As recently as the 1990s those who ended up in the same place as Oscar Wilde (HMP/HMYOI Reading) ended up refilling toner cartridges for Hewlett Packard..

@EdS @LittleAlex @codesections

A lot of these devices (as well as the concept of the Panopticon) seemed to have been introduced by "reformers" as a purported improvement on prisoners just being left to sit around (and that many /would/ one day be released)..

Interestingly the same crank setup is being marketed as a fitness improvement tool online!

@LittleAlex Why not build a machine that turns the crank automatically?

@LittleAlex Yes! Where I live it has adjustes for inflation to 12 USD, but not in some places. RAISE MINIMUM WAGE

I'd think that a more difficult job may be more encouraging than mindless crank turning.

@LittleAlex I'm not sure this would convince anyone that is not already convinced. The conservatives would simply répond low wage encourage to work harder to climb de social ladder and stimulate competition between individuals which stimulates innovation and blah blah blah.

And then you're back to human science — which no-one listens because no-one takes them seriously and everyone has an opinion on them — trying to demonstrate this is not true and this doesn't work.

@LittleAlex that is flawed.

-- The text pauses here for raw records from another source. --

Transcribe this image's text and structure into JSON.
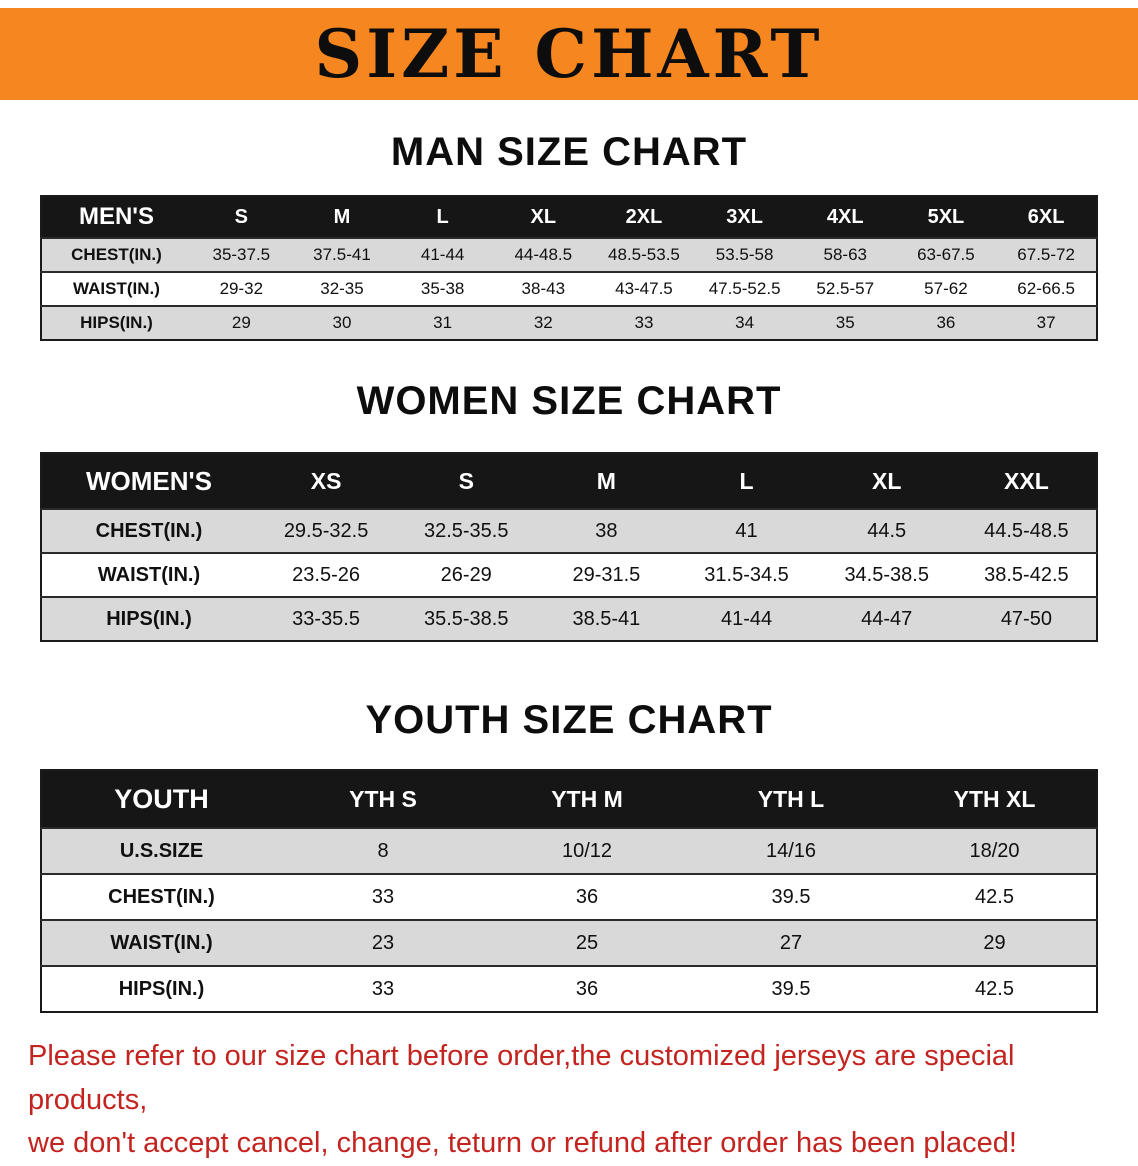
{
  "banner": {
    "title": "SIZE CHART"
  },
  "tables": {
    "men": {
      "heading": "MAN SIZE CHART",
      "header": [
        "MEN'S",
        "S",
        "M",
        "L",
        "XL",
        "2XL",
        "3XL",
        "4XL",
        "5XL",
        "6XL"
      ],
      "rows": [
        [
          "CHEST(IN.)",
          "35-37.5",
          "37.5-41",
          "41-44",
          "44-48.5",
          "48.5-53.5",
          "53.5-58",
          "58-63",
          "63-67.5",
          "67.5-72"
        ],
        [
          "WAIST(IN.)",
          "29-32",
          "32-35",
          "35-38",
          "38-43",
          "43-47.5",
          "47.5-52.5",
          "52.5-57",
          "57-62",
          "62-66.5"
        ],
        [
          "HIPS(IN.)",
          "29",
          "30",
          "31",
          "32",
          "33",
          "34",
          "35",
          "36",
          "37"
        ]
      ]
    },
    "women": {
      "heading": "WOMEN SIZE CHART",
      "header": [
        "WOMEN'S",
        "XS",
        "S",
        "M",
        "L",
        "XL",
        "XXL"
      ],
      "rows": [
        [
          "CHEST(IN.)",
          "29.5-32.5",
          "32.5-35.5",
          "38",
          "41",
          "44.5",
          "44.5-48.5"
        ],
        [
          "WAIST(IN.)",
          "23.5-26",
          "26-29",
          "29-31.5",
          "31.5-34.5",
          "34.5-38.5",
          "38.5-42.5"
        ],
        [
          "HIPS(IN.)",
          "33-35.5",
          "35.5-38.5",
          "38.5-41",
          "41-44",
          "44-47",
          "47-50"
        ]
      ]
    },
    "youth": {
      "heading": "YOUTH SIZE CHART",
      "header": [
        "YOUTH",
        "YTH S",
        "YTH M",
        "YTH L",
        "YTH XL"
      ],
      "rows": [
        [
          "U.S.SIZE",
          "8",
          "10/12",
          "14/16",
          "18/20"
        ],
        [
          "CHEST(IN.)",
          "33",
          "36",
          "39.5",
          "42.5"
        ],
        [
          "WAIST(IN.)",
          "23",
          "25",
          "27",
          "29"
        ],
        [
          "HIPS(IN.)",
          "33",
          "36",
          "39.5",
          "42.5"
        ]
      ]
    }
  },
  "footer": {
    "line1": "Please refer to our size chart before order,the customized jerseys are special products,",
    "line2": "we don't accept cancel, change, teturn or refund after order has been placed!"
  },
  "colors": {
    "banner_orange": "#f6861f",
    "table_header_black": "#161616",
    "row_gray": "#d9d9d9",
    "footer_red": "#c42420"
  }
}
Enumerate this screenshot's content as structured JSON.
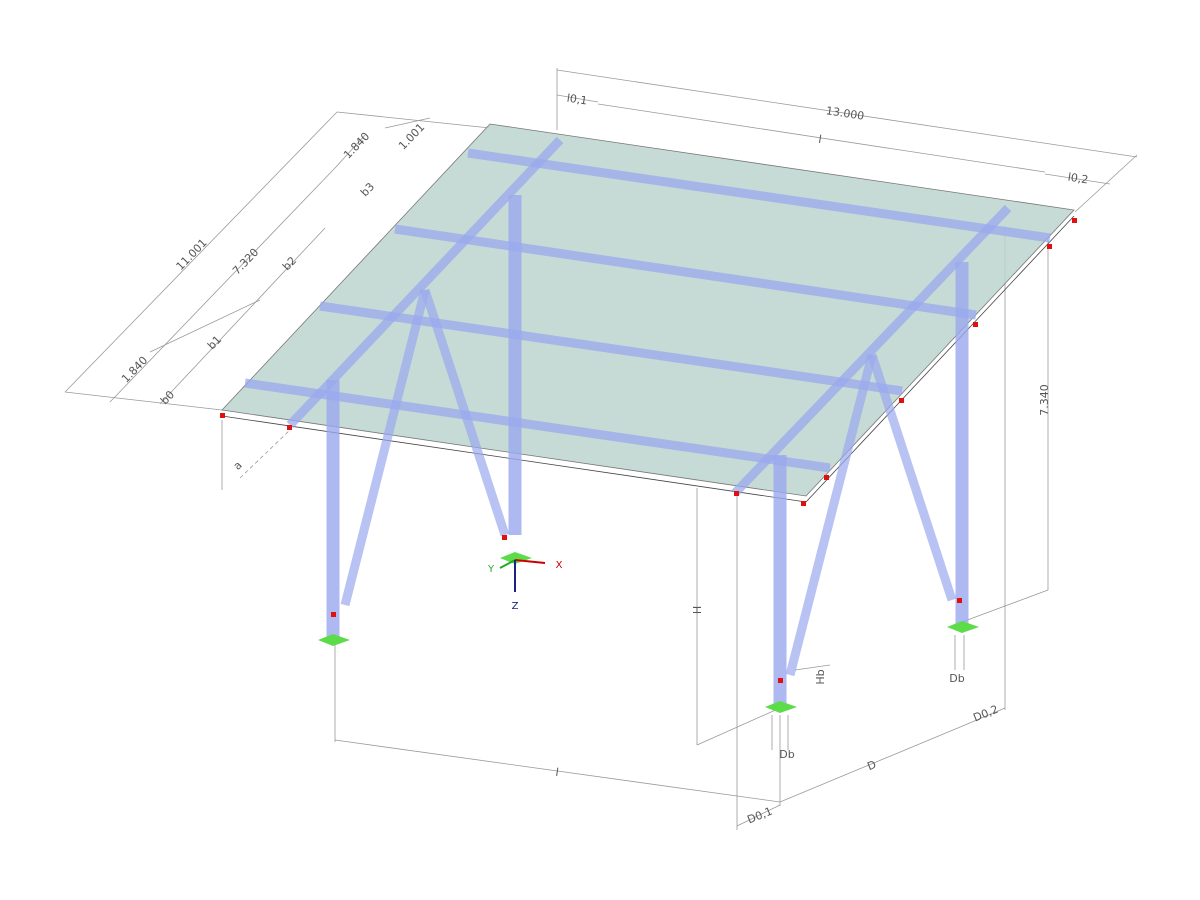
{
  "dimensions": [
    "13.000",
    "l0,1",
    "l",
    "l0,2",
    "11.001",
    "7.320",
    "1.840",
    "1.001",
    "1.840",
    "b3",
    "b2",
    "b1",
    "b0",
    "a",
    "7.340",
    "H",
    "Hb",
    "Db",
    "Db",
    "D0,2",
    "D",
    "l",
    "D0,1"
  ],
  "axes": {
    "x": "X",
    "y": "Y",
    "z": "Z"
  }
}
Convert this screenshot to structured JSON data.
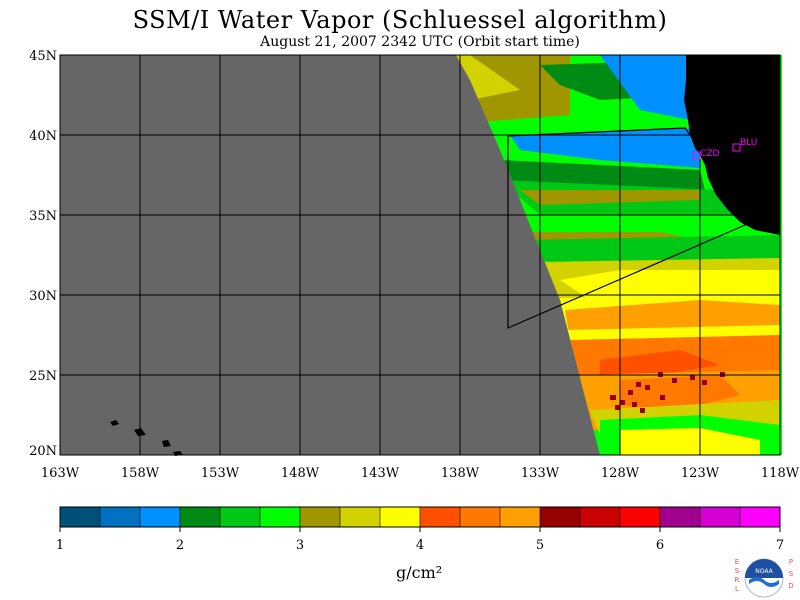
{
  "title": "SSM/I Water Vapor (Schluessel algorithm)",
  "subtitle": "August 21, 2007  2342 UTC  (Orbit start time)",
  "map": {
    "lat_labels": [
      "45N",
      "40N",
      "35N",
      "30N",
      "25N",
      "20N"
    ],
    "lon_labels": [
      "163W",
      "158W",
      "153W",
      "148W",
      "143W",
      "138W",
      "133W",
      "128W",
      "123W",
      "118W"
    ],
    "stations": [
      {
        "id": "CZD",
        "label": "CZD"
      },
      {
        "id": "BLU",
        "label": "BLU"
      }
    ],
    "colors": {
      "no_data": "#666666",
      "land": "#000000",
      "station": "#ff00ff"
    }
  },
  "colorbar": {
    "colors": [
      "#00507a",
      "#0070c0",
      "#0090ff",
      "#008c14",
      "#00c814",
      "#00ff00",
      "#a09600",
      "#d2d200",
      "#ffff00",
      "#ff5000",
      "#ff7800",
      "#ffa000",
      "#960000",
      "#c80000",
      "#ff0000",
      "#a0008c",
      "#d200d2",
      "#ff00ff"
    ],
    "tick_labels": [
      "1",
      "2",
      "3",
      "4",
      "5",
      "6",
      "7"
    ],
    "unit_label": "g/cm²"
  },
  "logo": {
    "left_text": "ESRL",
    "right_text": "PSD",
    "badge": "NOAA"
  }
}
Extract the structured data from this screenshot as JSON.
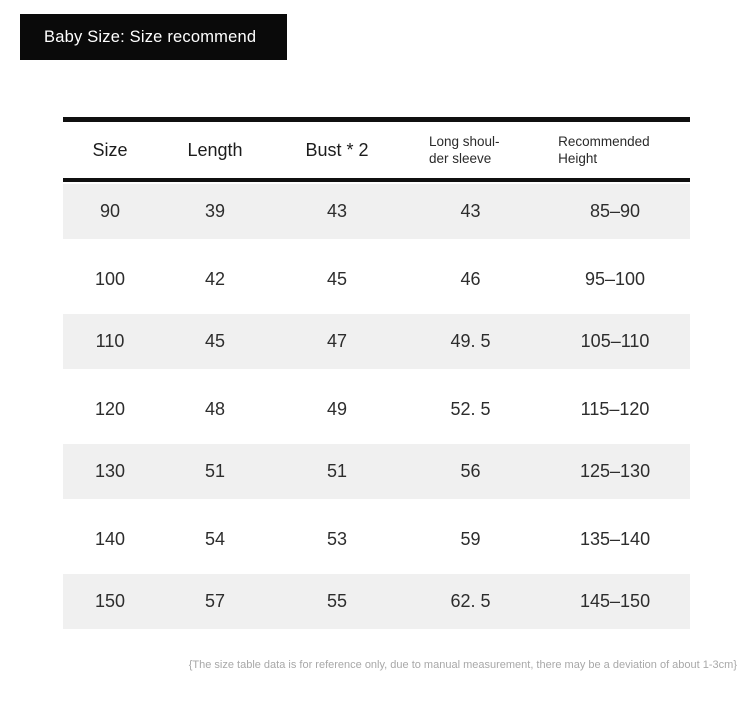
{
  "banner": {
    "title": "Baby Size: Size recommend"
  },
  "table": {
    "columns": [
      {
        "line1": "Size",
        "line2": ""
      },
      {
        "line1": "Length",
        "line2": ""
      },
      {
        "line1": "Bust * 2",
        "line2": ""
      },
      {
        "line1": "Long shoul-",
        "line2": "der sleeve"
      },
      {
        "line1": "Recommended",
        "line2": "Height"
      }
    ],
    "rows": [
      [
        "90",
        "39",
        "43",
        "43",
        "85–90"
      ],
      [
        "100",
        "42",
        "45",
        "46",
        "95–100"
      ],
      [
        "110",
        "45",
        "47",
        "49. 5",
        "105–110"
      ],
      [
        "120",
        "48",
        "49",
        "52. 5",
        "115–120"
      ],
      [
        "130",
        "51",
        "51",
        "56",
        "125–130"
      ],
      [
        "140",
        "54",
        "53",
        "59",
        "135–140"
      ],
      [
        "150",
        "57",
        "55",
        "62. 5",
        "145–150"
      ]
    ]
  },
  "footer": {
    "note": "{The size table data is for reference only, due to manual measurement, there may be a deviation of about 1-3cm}"
  },
  "colors": {
    "banner_bg": "#0a0a0a",
    "banner_text": "#ffffff",
    "row_stripe": "#f0f0f0",
    "table_border": "#101010",
    "data_text": "#2d2d2d",
    "footnote_text": "#a8a8a8"
  }
}
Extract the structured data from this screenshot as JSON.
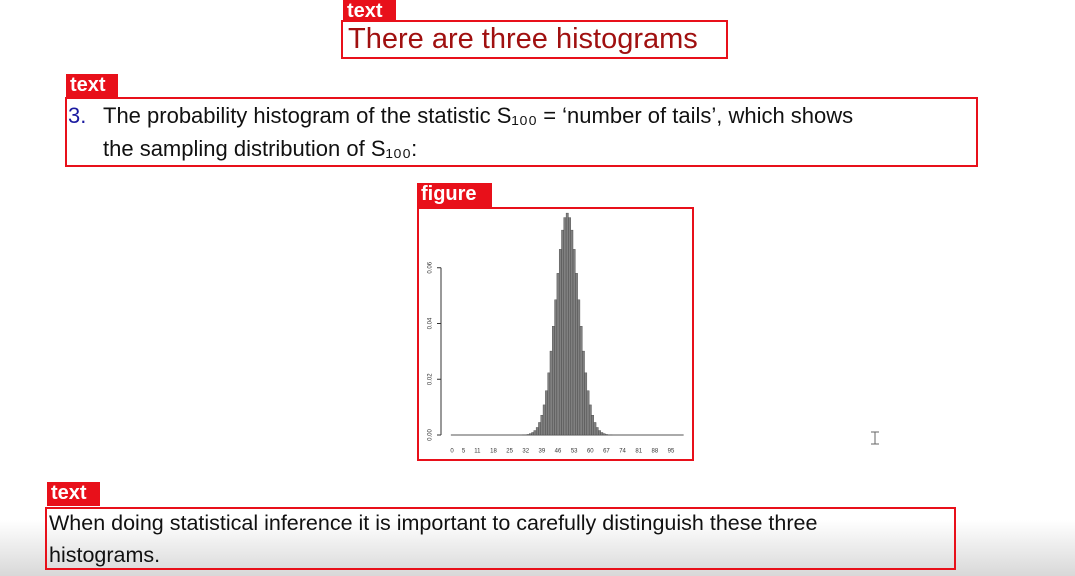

They need to at least attach a generator to that and produce a little electricity. :jrbd:

@LittleAlex What makes you think that someone has the moral right to take away my freedom to work for the kind of wages I want?

@OscillatingAgama I don't know where you come from but at least here in Germany it is illegal to have slave contracts.

@LittleAlex Anyone who thinks about this topic a bit, except those who likes violence. It's a policy achieved by police enforcement. It's a modernist utilitarian idea.